Notes by Philip Dhingra
Astronomy

Asking whether or not we're in a simulator is uninteresting because it's ultimately like asking whether or not God exists

It's like asking whether or not we're in a dream or we're in some other being's thoughts. The question starts in earnest as a physics inquiry, but it clearly becomes a metaphysical one, which presumes the existence of something beyond physics.

# physics religion astronomy

Is it rare or common in the universe to have a primordial soup spawn individual organisms competing for natural selection, instead of a single, giant organism, evolving as a whole?

Although sci-fi writers have done well to stretch the imagination as to what alien life might look like, they often project or extrapolate from creatures we know on Earth, such as reptile men or urchin-headed beasts. The more creative ones imagine floating ethereal tablets communicating telepathically, but even that is a projection of Earth-like individual organisms.

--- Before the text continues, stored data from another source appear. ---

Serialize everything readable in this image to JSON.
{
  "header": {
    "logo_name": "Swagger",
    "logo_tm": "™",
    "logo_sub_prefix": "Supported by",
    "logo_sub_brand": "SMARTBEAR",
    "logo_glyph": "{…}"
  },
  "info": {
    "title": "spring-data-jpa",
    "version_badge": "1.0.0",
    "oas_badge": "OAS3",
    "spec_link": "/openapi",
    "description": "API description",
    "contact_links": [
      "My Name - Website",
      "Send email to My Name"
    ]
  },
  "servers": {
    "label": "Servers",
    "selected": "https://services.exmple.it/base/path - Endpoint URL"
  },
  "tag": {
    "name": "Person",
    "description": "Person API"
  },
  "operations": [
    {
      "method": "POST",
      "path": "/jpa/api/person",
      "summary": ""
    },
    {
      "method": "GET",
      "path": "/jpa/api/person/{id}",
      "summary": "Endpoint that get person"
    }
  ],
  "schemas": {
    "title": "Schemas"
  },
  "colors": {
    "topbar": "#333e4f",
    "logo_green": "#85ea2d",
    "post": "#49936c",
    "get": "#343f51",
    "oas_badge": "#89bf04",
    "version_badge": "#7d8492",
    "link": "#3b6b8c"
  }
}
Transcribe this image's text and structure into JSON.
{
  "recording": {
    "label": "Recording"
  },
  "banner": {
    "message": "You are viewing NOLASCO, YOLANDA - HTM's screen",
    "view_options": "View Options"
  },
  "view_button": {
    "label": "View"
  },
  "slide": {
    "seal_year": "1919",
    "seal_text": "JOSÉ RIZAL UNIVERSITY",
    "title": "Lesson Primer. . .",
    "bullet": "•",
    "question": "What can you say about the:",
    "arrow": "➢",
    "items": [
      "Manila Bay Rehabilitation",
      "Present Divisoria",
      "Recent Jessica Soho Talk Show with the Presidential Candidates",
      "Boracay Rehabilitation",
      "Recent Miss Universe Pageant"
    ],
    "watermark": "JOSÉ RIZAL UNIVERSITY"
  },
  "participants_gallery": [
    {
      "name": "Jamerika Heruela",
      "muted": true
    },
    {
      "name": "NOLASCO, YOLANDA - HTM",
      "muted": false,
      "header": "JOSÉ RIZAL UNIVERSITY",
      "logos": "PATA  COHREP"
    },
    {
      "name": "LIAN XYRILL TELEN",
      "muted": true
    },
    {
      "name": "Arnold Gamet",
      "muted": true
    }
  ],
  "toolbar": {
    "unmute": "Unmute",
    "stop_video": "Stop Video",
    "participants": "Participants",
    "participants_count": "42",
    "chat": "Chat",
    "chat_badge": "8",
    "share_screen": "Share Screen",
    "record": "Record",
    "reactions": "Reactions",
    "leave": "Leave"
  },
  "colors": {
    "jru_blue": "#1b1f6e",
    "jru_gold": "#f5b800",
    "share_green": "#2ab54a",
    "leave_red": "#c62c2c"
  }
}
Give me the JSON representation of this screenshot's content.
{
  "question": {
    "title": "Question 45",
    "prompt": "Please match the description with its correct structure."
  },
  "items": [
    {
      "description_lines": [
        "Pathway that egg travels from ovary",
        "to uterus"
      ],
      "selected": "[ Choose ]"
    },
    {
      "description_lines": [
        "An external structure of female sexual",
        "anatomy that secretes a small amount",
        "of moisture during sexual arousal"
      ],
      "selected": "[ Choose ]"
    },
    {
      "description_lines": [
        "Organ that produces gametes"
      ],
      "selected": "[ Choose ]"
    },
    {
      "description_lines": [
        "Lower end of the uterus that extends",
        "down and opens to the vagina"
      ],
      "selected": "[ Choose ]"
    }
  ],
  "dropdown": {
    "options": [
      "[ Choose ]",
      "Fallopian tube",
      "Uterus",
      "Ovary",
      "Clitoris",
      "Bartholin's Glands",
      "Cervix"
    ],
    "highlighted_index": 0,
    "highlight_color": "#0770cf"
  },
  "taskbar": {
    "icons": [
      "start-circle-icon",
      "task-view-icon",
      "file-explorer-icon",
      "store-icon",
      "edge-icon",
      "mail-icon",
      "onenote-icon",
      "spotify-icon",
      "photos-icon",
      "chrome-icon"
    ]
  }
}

Is it possible to imagine life without individuality? Could alien life on another planet from start-to-finish be a single organism, possibly with internal independent parts that undergo natural selection, but ultimately combining into one piece? One planet, one life. Perhaps the alien life is fused with the planet itself, such that the entire planet is one organism. In which case, we may be peering into a universe looking for life on other planets, when the planets themselves might be peering back at us as floating eyes off in the distance, and together a series of organ-like planets in a solar system might form a single organism. Who knows, and we can't know because we are forever biased by life as we know it.

# astronomy futurism evolution

Star systems interact so slowly that we wouldn't know whether life is evolving on a celestial scale or not

Even if there were no small molecules in our universe, and all that existed were just asteroids, moons, planets, stars and galaxies, then given enough time, the planets would form the building blocks of life. Right now, the only visible loops are spinning gravity wells, like galaxies and solar systems. But given enough time, binary star systems could interact with other binary star systems or galaxies in an elaborate dance, eventually creating patterns that could build quasi-proteins which could lead to mobile creatures, nervous systems, and eventually intention. It may take a power-tower number of years—beyond the theoretical Heat Death of our universe—for these celestial dances to map to the same dances that occurred in Earth's Primordial Soup, but eventually a pattern other than spinning gravity wells will prevail. So long as there is time, then patterns that persist shall.